Patrick’s not shy about pointing out that IBM has been called into more than 18,000 consulting engagements to help major companies become e-businesses. His points seemed well-received by an audience of investors and industry folk for whom the mainstreaming of the Internet cannot come quickly enough.

Not surprisingly, Patrick’s of the opinion that, in the next few years, people accessing Internet content via a personal computer will be in the minority. PCs are too hard to use and, holding up a Palm VII device, Patrick says, “For some people, this is all the computer they’ll ever need.”

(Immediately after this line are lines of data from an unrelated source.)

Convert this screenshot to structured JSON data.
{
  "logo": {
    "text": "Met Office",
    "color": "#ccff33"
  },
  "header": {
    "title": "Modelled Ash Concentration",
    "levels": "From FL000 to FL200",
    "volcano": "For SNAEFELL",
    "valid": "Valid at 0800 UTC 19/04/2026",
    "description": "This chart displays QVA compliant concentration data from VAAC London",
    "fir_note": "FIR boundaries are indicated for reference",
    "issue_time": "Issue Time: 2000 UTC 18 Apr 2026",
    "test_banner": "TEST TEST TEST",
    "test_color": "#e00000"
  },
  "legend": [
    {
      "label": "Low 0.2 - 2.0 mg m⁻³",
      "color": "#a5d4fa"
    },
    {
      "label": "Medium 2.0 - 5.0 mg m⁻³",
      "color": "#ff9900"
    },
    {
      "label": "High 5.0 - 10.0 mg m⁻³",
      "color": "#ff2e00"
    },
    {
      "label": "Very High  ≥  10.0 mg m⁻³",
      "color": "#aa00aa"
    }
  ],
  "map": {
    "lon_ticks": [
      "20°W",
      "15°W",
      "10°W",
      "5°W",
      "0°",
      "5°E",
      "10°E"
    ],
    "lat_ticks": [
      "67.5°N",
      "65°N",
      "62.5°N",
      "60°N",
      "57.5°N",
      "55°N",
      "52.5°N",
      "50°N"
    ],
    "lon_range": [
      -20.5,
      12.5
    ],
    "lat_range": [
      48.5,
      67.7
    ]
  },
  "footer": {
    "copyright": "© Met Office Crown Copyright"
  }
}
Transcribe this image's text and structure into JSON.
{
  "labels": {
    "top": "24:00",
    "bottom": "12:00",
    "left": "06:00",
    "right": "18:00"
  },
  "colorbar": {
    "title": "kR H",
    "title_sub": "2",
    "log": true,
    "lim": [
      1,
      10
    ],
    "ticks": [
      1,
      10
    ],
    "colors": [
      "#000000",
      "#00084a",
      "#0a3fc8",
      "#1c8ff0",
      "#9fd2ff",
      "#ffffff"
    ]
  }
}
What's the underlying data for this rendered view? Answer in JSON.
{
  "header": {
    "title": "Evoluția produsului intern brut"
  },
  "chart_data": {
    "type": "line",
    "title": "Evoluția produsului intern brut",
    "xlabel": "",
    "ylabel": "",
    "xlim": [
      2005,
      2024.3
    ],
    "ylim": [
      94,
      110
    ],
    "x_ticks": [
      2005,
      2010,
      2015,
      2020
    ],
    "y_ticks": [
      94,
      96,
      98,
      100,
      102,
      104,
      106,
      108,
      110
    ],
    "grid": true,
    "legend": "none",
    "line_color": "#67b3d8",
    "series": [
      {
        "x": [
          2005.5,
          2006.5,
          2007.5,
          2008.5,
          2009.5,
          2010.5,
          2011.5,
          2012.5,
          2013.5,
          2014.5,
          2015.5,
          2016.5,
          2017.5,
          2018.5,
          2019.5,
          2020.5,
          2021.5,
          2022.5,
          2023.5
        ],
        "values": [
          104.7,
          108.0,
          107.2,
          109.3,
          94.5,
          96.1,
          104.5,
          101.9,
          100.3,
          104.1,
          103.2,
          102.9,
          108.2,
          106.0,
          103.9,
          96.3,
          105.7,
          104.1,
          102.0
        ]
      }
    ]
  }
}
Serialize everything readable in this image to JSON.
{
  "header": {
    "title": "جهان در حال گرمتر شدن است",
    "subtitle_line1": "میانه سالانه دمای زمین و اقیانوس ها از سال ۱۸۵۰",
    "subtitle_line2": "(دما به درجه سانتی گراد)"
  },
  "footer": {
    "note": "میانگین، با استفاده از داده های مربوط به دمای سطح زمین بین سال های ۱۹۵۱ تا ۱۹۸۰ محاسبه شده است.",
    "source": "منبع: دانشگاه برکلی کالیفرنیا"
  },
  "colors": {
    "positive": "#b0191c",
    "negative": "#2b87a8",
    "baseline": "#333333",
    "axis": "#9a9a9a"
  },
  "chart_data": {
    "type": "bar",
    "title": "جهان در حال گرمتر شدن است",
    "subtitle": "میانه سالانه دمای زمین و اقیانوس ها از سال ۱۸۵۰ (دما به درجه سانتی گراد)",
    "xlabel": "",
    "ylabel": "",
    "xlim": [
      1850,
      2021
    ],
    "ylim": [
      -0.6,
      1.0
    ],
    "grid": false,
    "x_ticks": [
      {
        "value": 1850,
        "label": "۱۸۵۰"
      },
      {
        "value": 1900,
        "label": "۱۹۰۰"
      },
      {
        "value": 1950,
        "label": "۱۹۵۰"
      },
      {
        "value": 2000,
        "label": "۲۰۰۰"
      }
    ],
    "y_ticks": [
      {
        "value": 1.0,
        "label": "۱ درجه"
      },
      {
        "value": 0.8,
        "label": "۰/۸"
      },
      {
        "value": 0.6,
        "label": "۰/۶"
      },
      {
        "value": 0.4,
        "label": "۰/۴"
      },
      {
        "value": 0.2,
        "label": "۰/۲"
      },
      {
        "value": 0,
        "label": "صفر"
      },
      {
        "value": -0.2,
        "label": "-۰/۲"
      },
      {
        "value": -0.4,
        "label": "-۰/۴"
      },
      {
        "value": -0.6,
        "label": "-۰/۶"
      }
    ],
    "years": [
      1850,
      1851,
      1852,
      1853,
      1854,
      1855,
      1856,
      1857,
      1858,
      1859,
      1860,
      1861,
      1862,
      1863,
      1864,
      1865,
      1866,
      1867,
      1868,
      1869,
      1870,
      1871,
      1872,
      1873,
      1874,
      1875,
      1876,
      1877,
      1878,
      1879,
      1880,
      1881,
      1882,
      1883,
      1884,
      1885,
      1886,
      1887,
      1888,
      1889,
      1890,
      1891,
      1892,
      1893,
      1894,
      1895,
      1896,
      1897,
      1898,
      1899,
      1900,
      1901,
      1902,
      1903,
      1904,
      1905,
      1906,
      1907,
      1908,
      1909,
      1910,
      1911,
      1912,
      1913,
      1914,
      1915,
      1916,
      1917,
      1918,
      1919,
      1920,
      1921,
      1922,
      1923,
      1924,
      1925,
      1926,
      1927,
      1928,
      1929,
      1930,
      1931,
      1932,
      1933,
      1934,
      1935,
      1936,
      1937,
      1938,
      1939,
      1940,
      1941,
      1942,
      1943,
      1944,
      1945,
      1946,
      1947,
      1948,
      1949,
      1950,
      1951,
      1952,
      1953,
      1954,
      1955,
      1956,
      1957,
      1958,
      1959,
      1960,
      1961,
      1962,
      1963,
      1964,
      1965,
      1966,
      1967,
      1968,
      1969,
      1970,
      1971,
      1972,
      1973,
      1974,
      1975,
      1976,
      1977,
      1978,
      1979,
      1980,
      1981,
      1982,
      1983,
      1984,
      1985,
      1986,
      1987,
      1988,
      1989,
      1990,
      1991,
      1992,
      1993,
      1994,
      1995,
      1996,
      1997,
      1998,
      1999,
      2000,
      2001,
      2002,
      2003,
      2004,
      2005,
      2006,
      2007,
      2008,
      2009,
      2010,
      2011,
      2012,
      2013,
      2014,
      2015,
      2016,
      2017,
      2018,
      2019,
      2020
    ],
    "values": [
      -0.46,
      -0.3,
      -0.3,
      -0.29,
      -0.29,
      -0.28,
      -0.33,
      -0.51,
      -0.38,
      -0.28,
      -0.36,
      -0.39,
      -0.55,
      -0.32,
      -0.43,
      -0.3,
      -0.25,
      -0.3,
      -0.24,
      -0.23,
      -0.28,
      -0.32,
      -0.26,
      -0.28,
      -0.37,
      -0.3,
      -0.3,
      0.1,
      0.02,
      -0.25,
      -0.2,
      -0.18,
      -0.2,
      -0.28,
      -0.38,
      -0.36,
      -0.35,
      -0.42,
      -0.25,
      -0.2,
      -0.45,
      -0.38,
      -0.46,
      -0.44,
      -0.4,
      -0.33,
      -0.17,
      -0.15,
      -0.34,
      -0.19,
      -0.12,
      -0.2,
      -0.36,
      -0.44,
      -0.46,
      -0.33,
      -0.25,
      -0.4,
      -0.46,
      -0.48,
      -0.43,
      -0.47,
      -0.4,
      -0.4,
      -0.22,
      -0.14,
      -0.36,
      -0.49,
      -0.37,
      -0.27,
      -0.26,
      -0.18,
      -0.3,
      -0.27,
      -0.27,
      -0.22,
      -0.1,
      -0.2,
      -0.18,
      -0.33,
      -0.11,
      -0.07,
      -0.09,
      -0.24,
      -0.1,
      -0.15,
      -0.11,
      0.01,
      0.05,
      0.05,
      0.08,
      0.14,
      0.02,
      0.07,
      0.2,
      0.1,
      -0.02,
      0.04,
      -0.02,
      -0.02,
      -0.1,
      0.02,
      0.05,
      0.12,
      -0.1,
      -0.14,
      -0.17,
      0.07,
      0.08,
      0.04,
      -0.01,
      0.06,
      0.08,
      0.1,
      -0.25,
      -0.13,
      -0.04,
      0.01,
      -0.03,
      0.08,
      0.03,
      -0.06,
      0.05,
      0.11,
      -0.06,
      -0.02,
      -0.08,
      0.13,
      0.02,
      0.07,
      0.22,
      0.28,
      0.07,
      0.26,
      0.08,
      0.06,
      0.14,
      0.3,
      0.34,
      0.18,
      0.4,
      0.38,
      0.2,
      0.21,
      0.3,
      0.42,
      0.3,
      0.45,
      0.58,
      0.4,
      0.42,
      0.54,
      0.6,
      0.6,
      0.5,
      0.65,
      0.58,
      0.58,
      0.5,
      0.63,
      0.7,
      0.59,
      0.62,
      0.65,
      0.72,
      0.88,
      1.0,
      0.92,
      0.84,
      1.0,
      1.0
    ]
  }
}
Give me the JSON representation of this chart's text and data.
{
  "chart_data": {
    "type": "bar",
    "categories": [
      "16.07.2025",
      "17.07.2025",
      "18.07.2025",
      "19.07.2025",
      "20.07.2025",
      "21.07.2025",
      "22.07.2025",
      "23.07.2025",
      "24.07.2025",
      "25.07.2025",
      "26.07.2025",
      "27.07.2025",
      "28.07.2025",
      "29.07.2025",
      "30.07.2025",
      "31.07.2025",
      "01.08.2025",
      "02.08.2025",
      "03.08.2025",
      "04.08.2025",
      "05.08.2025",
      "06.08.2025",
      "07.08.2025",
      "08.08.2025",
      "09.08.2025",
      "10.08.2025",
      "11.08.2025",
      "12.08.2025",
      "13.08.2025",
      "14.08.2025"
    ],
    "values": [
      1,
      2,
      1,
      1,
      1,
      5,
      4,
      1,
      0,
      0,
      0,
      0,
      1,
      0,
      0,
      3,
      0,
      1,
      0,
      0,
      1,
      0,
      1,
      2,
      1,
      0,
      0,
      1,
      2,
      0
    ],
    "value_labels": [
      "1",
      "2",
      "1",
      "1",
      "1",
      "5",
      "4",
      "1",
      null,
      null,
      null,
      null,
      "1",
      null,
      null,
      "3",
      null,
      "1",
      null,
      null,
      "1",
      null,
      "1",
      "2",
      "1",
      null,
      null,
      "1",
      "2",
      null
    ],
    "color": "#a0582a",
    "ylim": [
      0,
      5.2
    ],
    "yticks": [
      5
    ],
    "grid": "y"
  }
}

Yeah, and a lot of good a Palm VII is without a PC to plug into. However, Patrick’s thirst for computing simplicity is hard to discount. “You’re asking the wrong company if you ask [Microsoft] when they think personal computing will be easier,” he says.

Instead, he says the companies that will make personal computing easier are consumer electronics makers like Philips and Sony. (Microsoft, having figured that out, has made a few consumer electronics makers licensees of its “portable” Windows CE operating system.)


What would a lecture on the Internet’s future be without saying the “p” word? Indeed, Patrick says portals will always be a place for newbies and people looking for information online to go.

Just because you build it, however, doesn’t mean people will come. But, he points out, if you build economic value around communities of interest that already exist, they might. He refers to ThirdAge.com, a portal for senior citizens, as a site that fits a successful portal model.

Networks Will Evolve

One of the most interesting battles being fought around the Internet is how bandwidth will be delivered to consumers and businesses. That battle, Patrick reminds investors, is not limited to whether cable companies or telcos will dominate.

He points to wireless broadband providers like Teligent, which can bypass all pipe providers to reach their consumers, as companies to watch.

Outside In

The companies that will successfully weave their businesses around the Net will be ones that think from the outside in, Patrick says. “Remember, outside is where all the people are, and they’ll have all the power.”

That said, no Web application is worth its pixels unless it either solves a problem, makes life easier or lets you do something you never could do before. Simplicity, too, is key to building a Web presence, Patrick says.

“When you build a new Web application, get it approved by a 16-year-old before you show it to anyone else.”

With such broad pointers to the Internet’s future in place, investors here are itching to move from the lecture hall to smaller meeting rooms, where they’ll see presentations from nearly 100 companies in two days.